Серёже пришла в голову мысль, что у человечка в шлёпанцах на самом деле нет вздувшегося ламината, а есть только желание поссориться, но он не решился её высказать и ответил, что, наверное, раз речь теперь идёт об ущербе не только для хозяина, но и для человечка, первый наконец-то зашевелится.
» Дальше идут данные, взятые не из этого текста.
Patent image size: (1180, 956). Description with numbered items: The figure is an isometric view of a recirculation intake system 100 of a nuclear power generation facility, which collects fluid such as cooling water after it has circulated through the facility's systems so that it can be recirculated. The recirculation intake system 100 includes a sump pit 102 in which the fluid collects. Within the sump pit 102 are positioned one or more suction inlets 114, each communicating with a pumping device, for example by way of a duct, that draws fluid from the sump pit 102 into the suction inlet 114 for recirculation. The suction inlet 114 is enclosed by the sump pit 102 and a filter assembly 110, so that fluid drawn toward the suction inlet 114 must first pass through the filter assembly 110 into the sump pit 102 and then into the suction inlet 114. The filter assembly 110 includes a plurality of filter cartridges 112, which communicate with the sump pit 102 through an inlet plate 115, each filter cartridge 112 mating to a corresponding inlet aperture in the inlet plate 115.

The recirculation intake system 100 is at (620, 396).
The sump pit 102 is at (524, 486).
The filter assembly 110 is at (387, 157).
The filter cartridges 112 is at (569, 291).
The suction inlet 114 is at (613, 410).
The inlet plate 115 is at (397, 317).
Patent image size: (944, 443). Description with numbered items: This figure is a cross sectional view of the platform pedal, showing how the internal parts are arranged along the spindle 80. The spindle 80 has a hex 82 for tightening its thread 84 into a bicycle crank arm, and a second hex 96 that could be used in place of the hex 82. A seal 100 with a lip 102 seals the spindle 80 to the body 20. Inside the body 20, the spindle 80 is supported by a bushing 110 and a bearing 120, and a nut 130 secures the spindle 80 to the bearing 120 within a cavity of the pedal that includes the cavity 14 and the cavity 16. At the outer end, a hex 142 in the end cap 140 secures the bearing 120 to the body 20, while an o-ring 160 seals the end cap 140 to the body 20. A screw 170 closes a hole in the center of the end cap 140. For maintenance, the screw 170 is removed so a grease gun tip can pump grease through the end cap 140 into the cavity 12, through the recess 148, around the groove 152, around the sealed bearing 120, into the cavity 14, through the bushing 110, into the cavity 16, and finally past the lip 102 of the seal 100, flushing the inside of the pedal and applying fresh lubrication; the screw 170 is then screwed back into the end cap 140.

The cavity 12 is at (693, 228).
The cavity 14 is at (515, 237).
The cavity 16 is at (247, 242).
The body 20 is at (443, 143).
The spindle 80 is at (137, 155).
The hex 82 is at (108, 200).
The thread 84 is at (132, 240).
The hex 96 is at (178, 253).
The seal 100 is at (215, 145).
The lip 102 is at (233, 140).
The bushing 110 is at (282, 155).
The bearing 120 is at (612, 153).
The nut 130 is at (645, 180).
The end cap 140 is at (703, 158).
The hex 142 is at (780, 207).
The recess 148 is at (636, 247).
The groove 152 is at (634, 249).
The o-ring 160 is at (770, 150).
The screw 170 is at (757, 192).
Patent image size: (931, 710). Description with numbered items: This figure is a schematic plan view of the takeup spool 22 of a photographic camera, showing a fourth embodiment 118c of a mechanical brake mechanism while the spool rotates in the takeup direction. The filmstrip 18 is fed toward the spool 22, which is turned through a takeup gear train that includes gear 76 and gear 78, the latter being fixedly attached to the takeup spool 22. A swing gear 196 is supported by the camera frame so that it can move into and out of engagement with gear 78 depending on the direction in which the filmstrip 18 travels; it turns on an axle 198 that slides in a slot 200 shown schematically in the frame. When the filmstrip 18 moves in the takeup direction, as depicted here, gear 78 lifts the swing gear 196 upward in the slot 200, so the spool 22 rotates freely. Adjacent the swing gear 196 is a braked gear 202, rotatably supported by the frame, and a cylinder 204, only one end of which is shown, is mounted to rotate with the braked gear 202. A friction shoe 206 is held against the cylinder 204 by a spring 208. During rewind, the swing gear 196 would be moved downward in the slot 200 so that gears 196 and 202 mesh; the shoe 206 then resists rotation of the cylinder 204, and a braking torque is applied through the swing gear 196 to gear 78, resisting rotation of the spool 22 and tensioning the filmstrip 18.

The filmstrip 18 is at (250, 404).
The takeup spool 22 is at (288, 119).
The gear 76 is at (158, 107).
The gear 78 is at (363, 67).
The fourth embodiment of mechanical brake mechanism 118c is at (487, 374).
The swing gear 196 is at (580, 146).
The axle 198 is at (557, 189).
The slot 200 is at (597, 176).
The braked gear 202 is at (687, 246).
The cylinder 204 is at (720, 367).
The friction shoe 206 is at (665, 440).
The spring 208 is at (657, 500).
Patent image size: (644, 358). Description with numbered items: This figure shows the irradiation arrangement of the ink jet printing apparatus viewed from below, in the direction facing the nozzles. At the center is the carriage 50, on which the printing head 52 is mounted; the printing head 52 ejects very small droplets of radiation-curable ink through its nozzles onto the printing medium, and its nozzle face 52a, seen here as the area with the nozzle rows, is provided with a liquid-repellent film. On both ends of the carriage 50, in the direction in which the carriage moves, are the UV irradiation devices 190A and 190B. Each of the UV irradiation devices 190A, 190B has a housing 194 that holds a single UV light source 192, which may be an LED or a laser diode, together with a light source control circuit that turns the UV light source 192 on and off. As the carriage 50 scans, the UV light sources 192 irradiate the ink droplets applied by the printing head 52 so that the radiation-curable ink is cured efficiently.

Серёжа ведь тоже заинтересован, чтобы стол поскорее убрали.
– А зачем вы бросили его в окно?
– Это не я его бросил! Я проснулся, и он уже был.
Человечек рассмеялся.
– У меня же тоже полы, – настаивал Серёжа. – У меня тоже холодно.
– Чистая душа! – сказала женщина-зазывала. – Как можно что-то требовать, не разобравшись?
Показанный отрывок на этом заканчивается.